Le 5 mars 1625
Cher grand océan,
C'est le cœur en paix que je t'écris, cette nuit. J'ai passé mes heures de repos à contempler les étoiles, sur le pont du Leviathan. D'habitude, j'essaye de m'épuiser pour m'écrouler d'un seul bloc le soir venu. Mais aujourd'hui, peu de travail, peu de manœuvres... j'ai tellement appréhendé l'insomnie que j'en ai perdu le sommeil.
Mais c'est bon de lâcher un peu de néant pour un peu de plein, vieux cœur de vent et de marées ! Tu le sais, toi, l'ami des tempêtes, le feu liquide qui dort sous l'huile, le maître des contraires et des paradoxes.
Je t'ai toujours aimé comme une promesse, comme un horizon et une porte de sortie ; là-dessus, je ne peux pas dire que tu m'aies trahie. Même dans les moments de grande désillusion, d'ennui, de paresse et de vice, tu continues m'envoyer tes grands signaux ; tu continues à rappeler à ma fuite que la route est longue ; que les raccourcis sont des mirages, et les aires de repos, des coupes-gorge. Tu me redonnes du courage quand mes jambes s'engourdissent, que mon souffle se fait plus lent et quand mon poing se serre.
J'ai haï maintes et maintes fois les foules ; mais j'ai toujours aimé prier face à ta solitude, ta toute-puissance dans ton autarcie de grand roi. Le seul roi devant lequel je me sois jamais agenouillée, la seule médiation que je reconnaisse en ce monde vers son principe. Le reste me semble par trop vulgaire. Toi seul, tu possèdes la sincérité brutale qui sied aux empereurs.
Toi sous moi, et au-dessus de moi, la voie lactée.
J'ai vagabondé, j'ai flâné dans l'ombre ; j'ai cherché la seconde à ne surtout pas fuir. Mais je me suis pas retrouvée davantage. J'ai voulu me tenir à l'abri du sang. Mais j'ai encore l'odeur du meurtre sous l'uniforme blanc.

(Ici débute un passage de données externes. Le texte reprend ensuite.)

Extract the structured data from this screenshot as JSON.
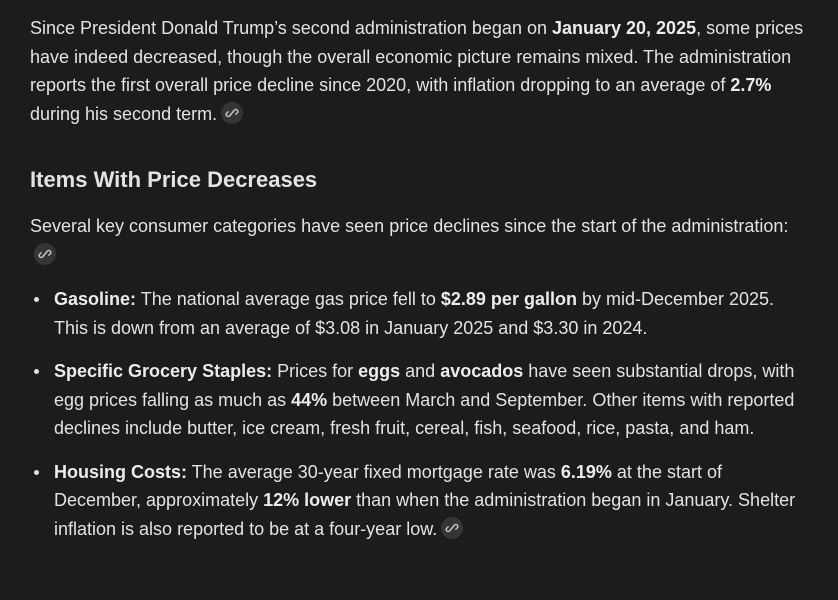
{
  "intro": {
    "segments": [
      "Since President Donald Trump’s second administration began on ",
      "January 20, 2025",
      ", some prices have indeed decreased, though the overall economic picture remains mixed. The administration reports the first overall price decline since 2020, with inflation dropping to an average of ",
      "2.7%",
      " during his second term."
    ]
  },
  "section": {
    "heading": "Items With Price Decreases",
    "lead": "Several key consumer categories have seen price declines since the start of the administration:",
    "items": [
      {
        "segments": [
          "Gasoline:",
          " The national average gas price fell to ",
          "$2.89 per gallon",
          " by mid-December 2025. This is down from an average of $3.08 in January 2025 and $3.30 in 2024."
        ]
      },
      {
        "segments": [
          "Specific Grocery Staples:",
          " Prices for ",
          "eggs",
          " and ",
          "avocados",
          " have seen substantial drops, with egg prices falling as much as ",
          "44%",
          " between March and September. Other items with reported declines include butter, ice cream, fresh fruit, cereal, fish, seafood, rice, pasta, and ham."
        ]
      },
      {
        "segments": [
          "Housing Costs:",
          " The average 30-year fixed mortgage rate was ",
          "6.19%",
          " at the start of December, approximately ",
          "12% lower",
          " than when the administration began in January. Shelter inflation is also reported to be at a four-year low."
        ]
      }
    ]
  }
}
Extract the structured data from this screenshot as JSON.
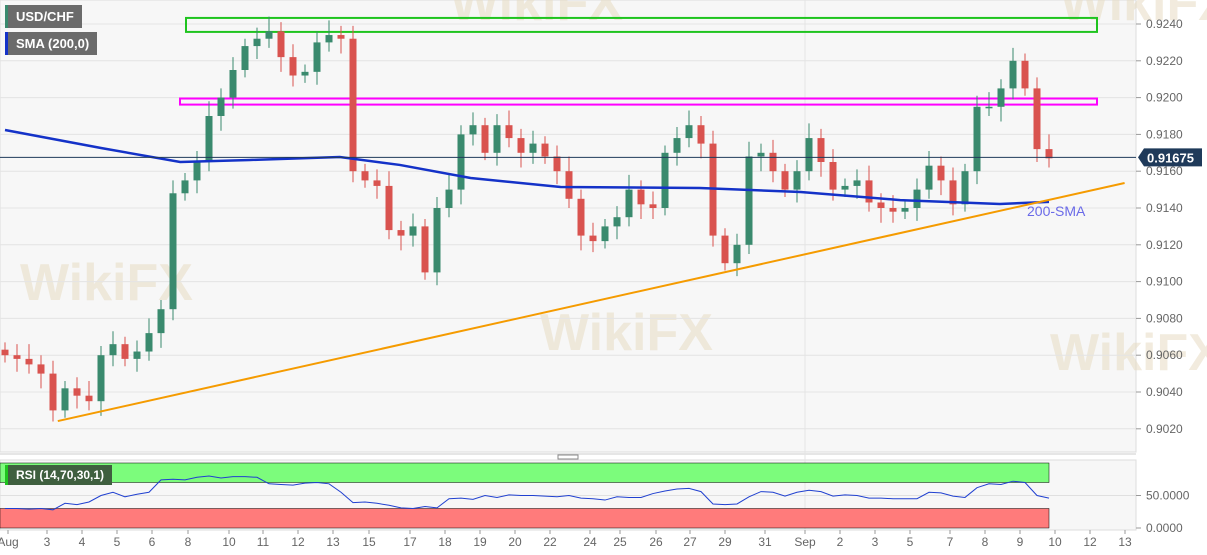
{
  "legend": {
    "symbol": "USD/CHF",
    "sma": "SMA (200,0)",
    "rsi": "RSI (14,70,30,1)"
  },
  "watermark": "WikiFX",
  "colors": {
    "bull": "#3a8a6e",
    "bear": "#d9534f",
    "sma": "#1432c8",
    "trendline": "#f59b00",
    "resistance_top": "#1fc41f",
    "resistance_mid": "#ff00ff",
    "rsi_line": "#2040d0",
    "rsi_overbought": "#7cfc7c",
    "rsi_oversold": "#ff7b7b",
    "price_label_bg": "#1f3a5a"
  },
  "chart_data": [
    {
      "type": "candlestick",
      "title": "USD/CHF",
      "ylim": [
        0.9005,
        0.925
      ],
      "y_ticks": [
        "0.9020",
        "0.9040",
        "0.9060",
        "0.9080",
        "0.9100",
        "0.9120",
        "0.9140",
        "0.9160",
        "0.9180",
        "0.9200",
        "0.9220",
        "0.9240"
      ],
      "x_ticks": [
        "Aug",
        "3",
        "4",
        "5",
        "6",
        "8",
        "10",
        "11",
        "12",
        "13",
        "15",
        "17",
        "18",
        "19",
        "20",
        "22",
        "24",
        "25",
        "26",
        "27",
        "29",
        "31",
        "Sep",
        "2",
        "3",
        "5",
        "7",
        "8",
        "9",
        "10",
        "12",
        "13"
      ],
      "close": [
        0.906,
        0.9058,
        0.9055,
        0.905,
        0.903,
        0.9042,
        0.9038,
        0.9035,
        0.906,
        0.9066,
        0.9058,
        0.9062,
        0.9072,
        0.9085,
        0.9148,
        0.9155,
        0.9165,
        0.919,
        0.92,
        0.9215,
        0.9228,
        0.9232,
        0.9236,
        0.9222,
        0.9212,
        0.9214,
        0.923,
        0.9234,
        0.9232,
        0.916,
        0.9155,
        0.9152,
        0.9128,
        0.9125,
        0.913,
        0.9105,
        0.914,
        0.915,
        0.918,
        0.9185,
        0.917,
        0.9185,
        0.9178,
        0.917,
        0.9175,
        0.9168,
        0.916,
        0.9145,
        0.9125,
        0.9122,
        0.913,
        0.9135,
        0.915,
        0.9142,
        0.914,
        0.917,
        0.9178,
        0.9185,
        0.9175,
        0.9125,
        0.911,
        0.912,
        0.9168,
        0.917,
        0.916,
        0.915,
        0.916,
        0.9178,
        0.9165,
        0.915,
        0.9152,
        0.9155,
        0.9143,
        0.914,
        0.9138,
        0.914,
        0.915,
        0.9163,
        0.9155,
        0.9142,
        0.916,
        0.9195,
        0.9195,
        0.9205,
        0.922,
        0.9205,
        0.9172,
        0.9167
      ],
      "sma_200": [
        [
          0,
          0.91824
        ],
        [
          8,
          0.91726
        ],
        [
          14.6,
          0.9165
        ],
        [
          20.4,
          0.91661
        ],
        [
          27.9,
          0.91677
        ],
        [
          32.9,
          0.91634
        ],
        [
          38.8,
          0.91563
        ],
        [
          46.3,
          0.91514
        ],
        [
          57.9,
          0.91509
        ],
        [
          66.3,
          0.91487
        ],
        [
          74.6,
          0.91443
        ],
        [
          82.9,
          0.91422
        ],
        [
          87,
          0.91433
        ]
      ],
      "sma_label": "200-SMA",
      "trendline": [
        [
          4.4,
          0.90242
        ],
        [
          93.3,
          0.91536
        ]
      ],
      "resistance_zones": [
        {
          "from": 0.92357,
          "to": 0.92433,
          "color": "#1fc41f"
        },
        {
          "from": 0.91962,
          "to": 0.91995,
          "color": "#ff00ff"
        }
      ],
      "last_price": "0.91675"
    },
    {
      "type": "line",
      "title": "RSI (14,70,30,1)",
      "ylim": [
        0,
        100
      ],
      "levels": [
        70,
        30
      ],
      "y_ticks": [
        "50.0000",
        "0.0000"
      ],
      "values": [
        30,
        30,
        29,
        30,
        28,
        38,
        36,
        40,
        50,
        55,
        48,
        52,
        55,
        74,
        75,
        74,
        78,
        80,
        77,
        79,
        79,
        78,
        68,
        67,
        66,
        69,
        70,
        68,
        55,
        39,
        40,
        38,
        35,
        31,
        30,
        33,
        31,
        45,
        46,
        44,
        50,
        47,
        51,
        50,
        50,
        49,
        48,
        50,
        46,
        45,
        43,
        48,
        47,
        47,
        53,
        57,
        60,
        61,
        56,
        37,
        36,
        37,
        48,
        56,
        55,
        49,
        55,
        58,
        56,
        49,
        51,
        50,
        46,
        46,
        45,
        45,
        45,
        55,
        54,
        49,
        47,
        62,
        68,
        67,
        72,
        70,
        50,
        46
      ]
    }
  ]
}
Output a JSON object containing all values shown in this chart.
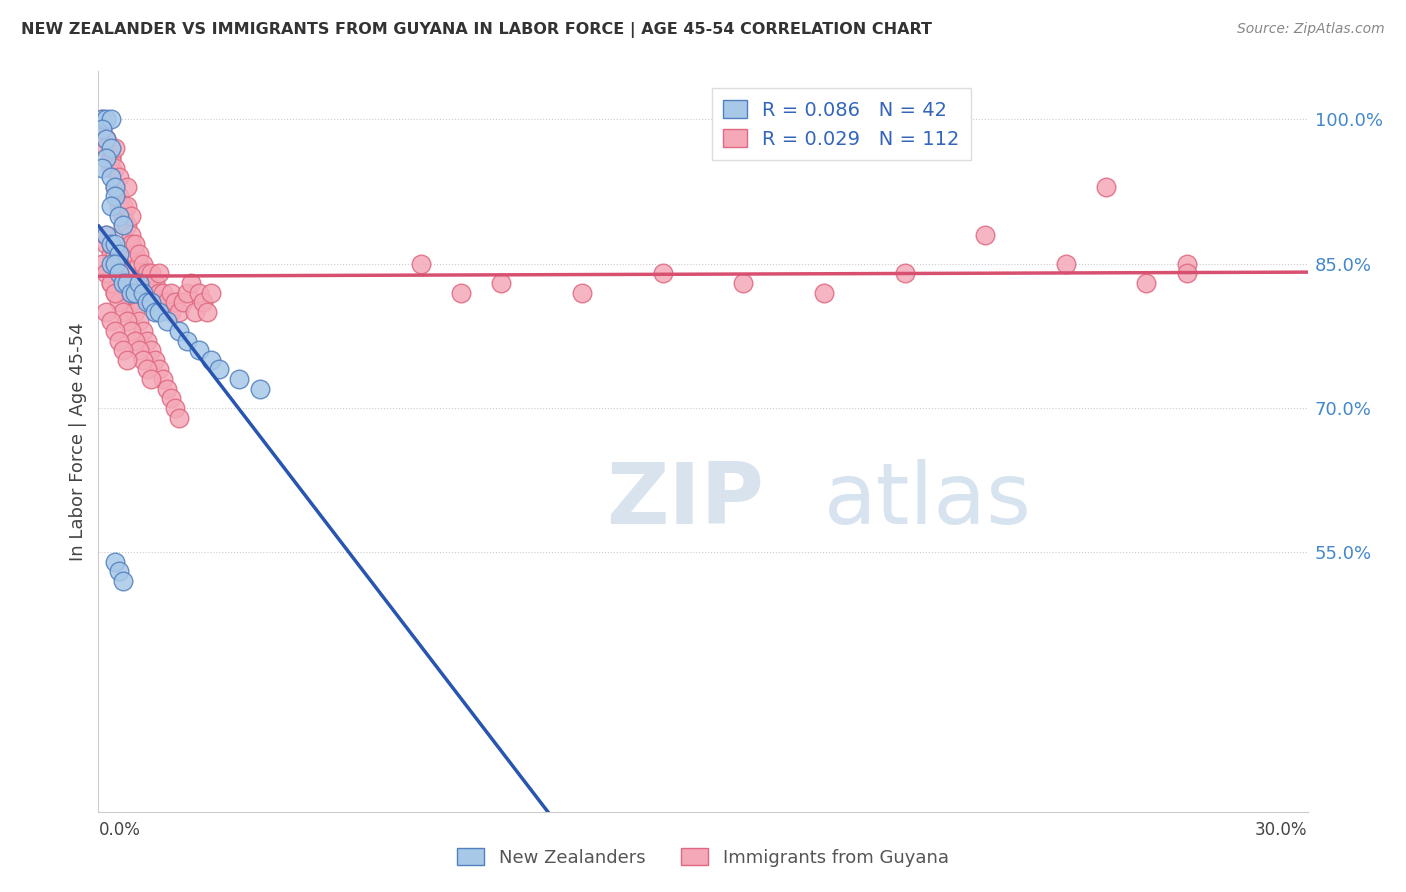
{
  "title": "NEW ZEALANDER VS IMMIGRANTS FROM GUYANA IN LABOR FORCE | AGE 45-54 CORRELATION CHART",
  "source": "Source: ZipAtlas.com",
  "ylabel": "In Labor Force | Age 45-54",
  "xmin": 0.0,
  "xmax": 0.3,
  "ymin": 0.28,
  "ymax": 1.05,
  "blue_R": 0.086,
  "blue_N": 42,
  "pink_R": 0.029,
  "pink_N": 112,
  "blue_color": "#a8c8e8",
  "pink_color": "#f4a8b8",
  "blue_edge_color": "#5080c0",
  "pink_edge_color": "#e06880",
  "blue_line_color": "#2855b0",
  "pink_line_color": "#d85070",
  "blue_dashed_color": "#90b8e0",
  "legend_label_blue": "New Zealanders",
  "legend_label_pink": "Immigrants from Guyana",
  "watermark_zip": "ZIP",
  "watermark_atlas": "atlas",
  "blue_scatter_x": [
    0.001,
    0.002,
    0.003,
    0.001,
    0.002,
    0.003,
    0.002,
    0.001,
    0.003,
    0.004,
    0.004,
    0.003,
    0.005,
    0.006,
    0.002,
    0.003,
    0.004,
    0.005,
    0.003,
    0.004,
    0.005,
    0.006,
    0.007,
    0.008,
    0.009,
    0.01,
    0.011,
    0.012,
    0.013,
    0.014,
    0.015,
    0.017,
    0.02,
    0.022,
    0.025,
    0.028,
    0.03,
    0.035,
    0.04,
    0.004,
    0.005,
    0.006
  ],
  "blue_scatter_y": [
    1.0,
    1.0,
    1.0,
    0.99,
    0.98,
    0.97,
    0.96,
    0.95,
    0.94,
    0.93,
    0.92,
    0.91,
    0.9,
    0.89,
    0.88,
    0.87,
    0.87,
    0.86,
    0.85,
    0.85,
    0.84,
    0.83,
    0.83,
    0.82,
    0.82,
    0.83,
    0.82,
    0.81,
    0.81,
    0.8,
    0.8,
    0.79,
    0.78,
    0.77,
    0.76,
    0.75,
    0.74,
    0.73,
    0.72,
    0.54,
    0.53,
    0.52
  ],
  "pink_scatter_x": [
    0.001,
    0.001,
    0.002,
    0.002,
    0.002,
    0.003,
    0.003,
    0.003,
    0.004,
    0.004,
    0.004,
    0.005,
    0.005,
    0.005,
    0.006,
    0.006,
    0.006,
    0.007,
    0.007,
    0.007,
    0.008,
    0.008,
    0.008,
    0.009,
    0.009,
    0.01,
    0.01,
    0.011,
    0.011,
    0.012,
    0.012,
    0.013,
    0.013,
    0.014,
    0.015,
    0.015,
    0.016,
    0.016,
    0.017,
    0.018,
    0.018,
    0.019,
    0.02,
    0.021,
    0.022,
    0.023,
    0.024,
    0.025,
    0.026,
    0.027,
    0.028,
    0.002,
    0.003,
    0.004,
    0.005,
    0.006,
    0.007,
    0.008,
    0.009,
    0.01,
    0.011,
    0.012,
    0.013,
    0.014,
    0.015,
    0.016,
    0.017,
    0.018,
    0.019,
    0.02,
    0.003,
    0.004,
    0.005,
    0.006,
    0.007,
    0.008,
    0.009,
    0.01,
    0.011,
    0.012,
    0.013,
    0.002,
    0.003,
    0.004,
    0.005,
    0.006,
    0.007,
    0.001,
    0.002,
    0.003,
    0.004,
    0.002,
    0.003,
    0.004,
    0.005,
    0.006,
    0.007,
    0.008,
    0.25,
    0.27,
    0.22,
    0.2,
    0.18,
    0.16,
    0.14,
    0.12,
    0.1,
    0.09,
    0.08,
    0.27,
    0.26,
    0.24
  ],
  "pink_scatter_y": [
    1.0,
    0.99,
    0.98,
    0.98,
    0.97,
    0.96,
    0.95,
    0.96,
    0.97,
    0.95,
    0.93,
    0.92,
    0.94,
    0.91,
    0.9,
    0.91,
    0.89,
    0.93,
    0.91,
    0.89,
    0.88,
    0.9,
    0.87,
    0.86,
    0.87,
    0.85,
    0.86,
    0.84,
    0.85,
    0.83,
    0.84,
    0.82,
    0.84,
    0.83,
    0.82,
    0.84,
    0.81,
    0.82,
    0.81,
    0.82,
    0.8,
    0.81,
    0.8,
    0.81,
    0.82,
    0.83,
    0.8,
    0.82,
    0.81,
    0.8,
    0.82,
    0.87,
    0.86,
    0.85,
    0.84,
    0.83,
    0.82,
    0.81,
    0.8,
    0.79,
    0.78,
    0.77,
    0.76,
    0.75,
    0.74,
    0.73,
    0.72,
    0.71,
    0.7,
    0.69,
    0.83,
    0.82,
    0.81,
    0.8,
    0.79,
    0.78,
    0.77,
    0.76,
    0.75,
    0.74,
    0.73,
    0.8,
    0.79,
    0.78,
    0.77,
    0.76,
    0.75,
    0.85,
    0.84,
    0.83,
    0.82,
    0.88,
    0.87,
    0.86,
    0.85,
    0.84,
    0.83,
    0.82,
    0.93,
    0.85,
    0.88,
    0.84,
    0.82,
    0.83,
    0.84,
    0.82,
    0.83,
    0.82,
    0.85,
    0.84,
    0.83,
    0.85
  ]
}
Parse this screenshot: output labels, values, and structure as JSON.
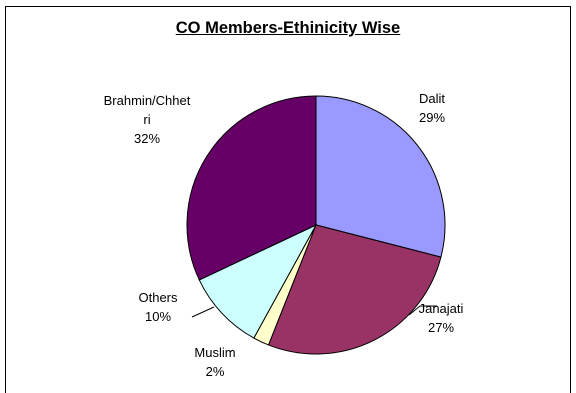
{
  "chart_data": {
    "type": "pie",
    "title": "CO Members-Ethinicity Wise",
    "slices": [
      {
        "label": "Dalit",
        "value": 29,
        "display": "29%",
        "color": "#9999ff"
      },
      {
        "label": "Janajati",
        "value": 27,
        "display": "27%",
        "color": "#993366"
      },
      {
        "label": "Muslim",
        "value": 2,
        "display": "2%",
        "color": "#ffffcc"
      },
      {
        "label": "Others",
        "value": 10,
        "display": "10%",
        "color": "#ccffff"
      },
      {
        "label": "Brahmin/Chhetri",
        "value": 32,
        "display": "32%",
        "color": "#660066",
        "label_lines": [
          "Brahmin/Chhet",
          "ri"
        ]
      }
    ]
  }
}
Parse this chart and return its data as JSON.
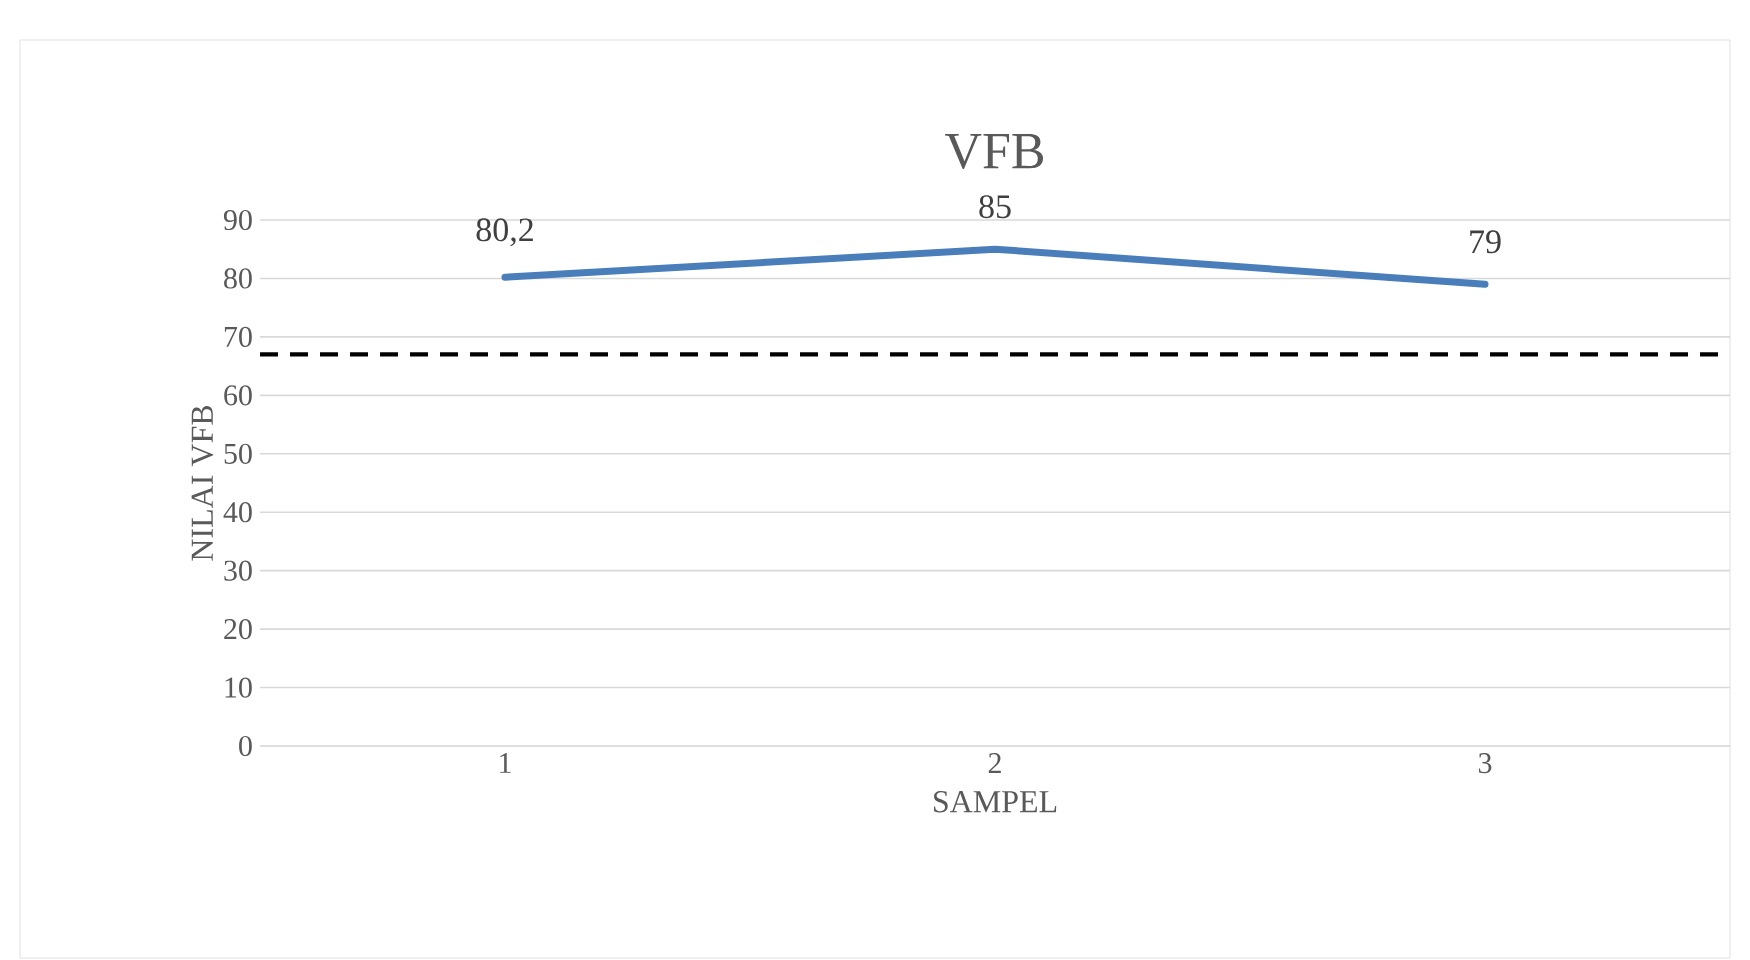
{
  "chart_data": {
    "type": "line",
    "title": "VFB",
    "xlabel": "SAMPEL",
    "ylabel": "NILAI VFB",
    "categories": [
      "1",
      "2",
      "3"
    ],
    "series": [
      {
        "color": "#4a7ebb",
        "values": [
          80.2,
          85,
          79
        ],
        "value_labels": [
          "80,2",
          "85",
          "79"
        ]
      }
    ],
    "ylim": [
      0,
      90
    ],
    "yticks": [
      0,
      10,
      20,
      30,
      40,
      50,
      60,
      70,
      80,
      90
    ],
    "grid": "y",
    "ref_lines": [
      {
        "axis": "y",
        "value": 67,
        "color": "#000000",
        "line_style": "dashed"
      }
    ]
  }
}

Je vis comme je peux, sans arrêt bousculée par la culpabilité et le vertige. Mais vous toutes, vous me rappelez que c'est pas si grave ; qu'on est rien sur la terre, avec nos cadavres, nos clopes de l'après-déjeuner, nos paquets de linge sale, nos fins de mois difficiles, notre peur de mourir alors qu'il est bien pire de voir mourir ; vous savez bien que quand on crève, on continue de briller longtemps ; est-ce qu'il y en a encore une qui brûle encore pour de vrai, parmi vous toutes ?
J'écris ces lignes le sourire aux lèvres. J'ai la joie devant l'immensité, devant les géantes de flamme qui sont pas éternelles. Certaines sont déjà éteintes. Y'a rien qui dure toujours. On finira tous par y passer. Par être oubliés. Ça a pas d'importance, tout se vaut, pourquoi vivre ? Pourquoi tenir encore le coup ? Pourquoi se raccrocher à la première odeur, au premier sourire, à la première petite victoire, puisque tout passe, rien ne tient, rien ne subsiste ?
Je déborde de tout ça. Alors pourquoi est-ce qu'aujourd'hui, je suis si heureuse d'être encore en vie ?
S. Porteflamme.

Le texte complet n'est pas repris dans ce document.